Today is another hot summer day...Every single person that I have met on bus, at school, and at convenient stores complained about this severe drought.
Some of them said sometimes they felt guilty even when they brushed teeth while running water, since this drought is causing much difficulties for farmers in Korea.
The picture uploaded shows the dried-out bed of Taepyong reservoir in Nonsan, South Chungcheong, which is craked like a turtle's shell. This is the worst drought in 104 years.
It could sound absurd to some people who are not familiar with Korean superstition, but we, Koreans are accustomed to blaming corrupted politicians for drought. When we have a severe drought, just like the one we are having, we are not reluctant to point our fingers at politicians, who we think did not care for the people who put their trust on them. When the politicians fail to care for the people, Koreans believe, the God (Haneul in Korean) gets raged and gives the people natural disaster in the form of drought, flood and so on.
Koreans now blame the politicians who are heavily involved in "Color" debate, not taking care of falling Korean economy partly due to EU financial crisis. The Left, called the Red by conservatives, is blamed for both politically using North Korea to regain their power and rewarding the North for their bad behavior; the Right is accused of spreading McCarthyism to keep their power intact.
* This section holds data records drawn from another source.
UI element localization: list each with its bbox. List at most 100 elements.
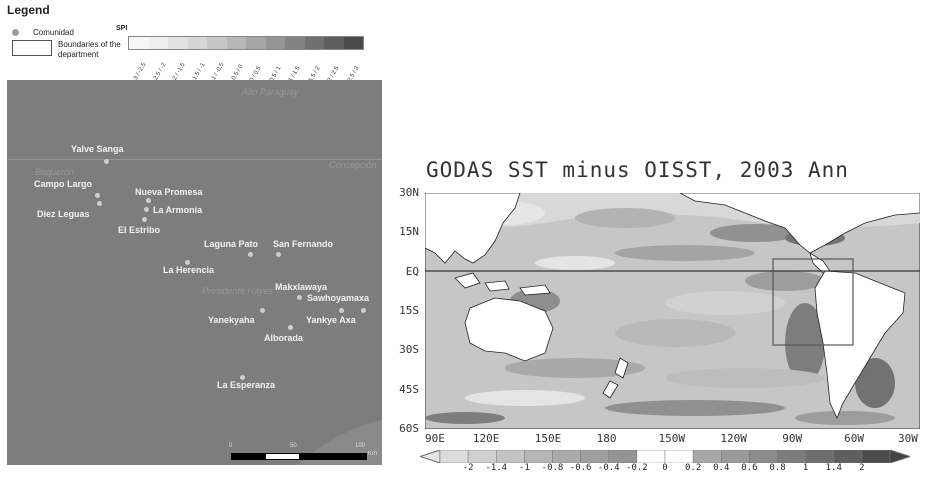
colorbar-segment <box>608 450 638 463</box>
department-boundary-line <box>7 159 382 160</box>
community-point <box>361 308 366 313</box>
paraguay-map: Alto Paraguay Boquerón Concepción Presid… <box>7 80 382 465</box>
latitude-label: 30S <box>399 343 419 357</box>
spi-color-bar <box>128 36 364 50</box>
colorbar-label: -1.4 <box>485 463 508 473</box>
community-label: Laguna Pato <box>204 239 259 249</box>
region-box <box>772 258 854 346</box>
longitude-label: 90E <box>425 432 445 445</box>
colorbar-label: -0.8 <box>541 463 564 473</box>
colorbar-segment <box>439 450 469 463</box>
region-label-boqueron: Boquerón <box>35 167 75 177</box>
sst-colorbar <box>420 450 910 463</box>
community-label: La Herencia <box>163 265 215 275</box>
colorbar-label: 0 <box>662 463 668 473</box>
spi-color-cell <box>187 37 207 49</box>
community-point <box>240 375 245 380</box>
longitude-label: 30W <box>898 432 918 445</box>
spi-title: SPI <box>116 25 128 32</box>
colorbar-label: 1.4 <box>825 463 842 473</box>
community-label: Sawhoyamaxa <box>307 293 370 303</box>
colorbar-segment <box>636 450 666 463</box>
spi-color-cell <box>304 37 324 49</box>
community-point <box>260 308 265 313</box>
legend-title: Legend <box>7 3 50 17</box>
colorbar-segment <box>580 450 609 463</box>
colorbar-label: -0.4 <box>597 463 620 473</box>
legend-boundary-label: Boundaries of the department <box>58 40 121 60</box>
community-label: La Armonia <box>153 205 203 215</box>
colorbar-label: 1 <box>802 463 809 473</box>
community-point <box>288 325 293 330</box>
colorbar-label: 0.4 <box>713 463 730 473</box>
community-point <box>248 252 253 257</box>
community-point <box>297 295 302 300</box>
scale-bar <box>231 453 367 460</box>
colorbar-segment <box>777 450 806 463</box>
community-label: Yalve Sanga <box>71 144 124 154</box>
spi-color-cell <box>168 37 188 49</box>
community-point <box>97 201 102 206</box>
spi-color-cell <box>265 37 285 49</box>
community-label: Diez Leguas <box>37 209 90 219</box>
community-label: El Estribo <box>118 225 161 235</box>
colorbar-segment <box>552 450 581 463</box>
spi-color-cell <box>246 37 266 49</box>
latitude-label: 15N <box>399 225 419 239</box>
spi-color-cell <box>285 37 305 49</box>
colorbar-label: 0.8 <box>769 463 786 473</box>
community-point <box>339 308 344 313</box>
community-point <box>185 260 190 265</box>
longitude-label: 150W <box>658 432 686 445</box>
region-label-concepcion: Concepción <box>329 160 377 170</box>
colorbar-segment <box>861 450 891 463</box>
longitude-label: 180 <box>596 432 617 445</box>
latitude-label: 45S <box>399 382 419 396</box>
scale-label-100: 100 <box>355 443 366 449</box>
land-masses <box>425 193 920 420</box>
longitude-label: 60W <box>844 432 864 445</box>
colorbar-label: 0.2 <box>684 463 702 473</box>
community-point <box>95 193 100 198</box>
colorbar-max-arrow <box>889 450 910 463</box>
colorbar-segment <box>805 450 834 463</box>
colorbar-segment <box>496 450 525 463</box>
latitude-label: 60S <box>399 422 419 435</box>
longitude-label: 120E <box>472 432 500 445</box>
community-point-icon <box>12 29 19 36</box>
scale-label-km: Km <box>368 451 377 457</box>
community-label: Alborada <box>264 333 304 343</box>
community-point <box>146 198 151 203</box>
sst-difference-map <box>425 193 920 429</box>
spi-color-cell <box>324 37 344 49</box>
community-label: Nueva Promesa <box>135 187 203 197</box>
legend-boundary-label-line1: Boundaries of the <box>58 40 121 49</box>
community-label: Campo Largo <box>34 179 93 189</box>
spi-color-cell <box>207 37 227 49</box>
colorbar-label: -0.2 <box>626 463 648 473</box>
latitude-label: 15S <box>399 304 419 317</box>
legend-community-label: Comunidad <box>33 28 74 37</box>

How can I laugh at those politicians using the so-outdated word, "McCarthyism" to get the people's attention? In the post-Cold War era, Korea is so "Cold-War."
Opinion leaders in Korea urge Korean politicians to do something about both China heavily remilitarizing and Japan that could go nuclear in the near future. When Korea's giant neighbors seek for ways to balance by engaging in rearming, Korea is leaving behind because of domestic politics.
Korean politics seem to have reached a contentious limit. It seems just yesterday that people were criticizing the backwardness of Korean politics for dragging down the Korean economy, but now it has become a problem not just for the economy, but also for the national security. And maybe, the politicians could be the ones that are causing this severe drought.
We, Koreans, are thirsty for politicians who can get everything back on track!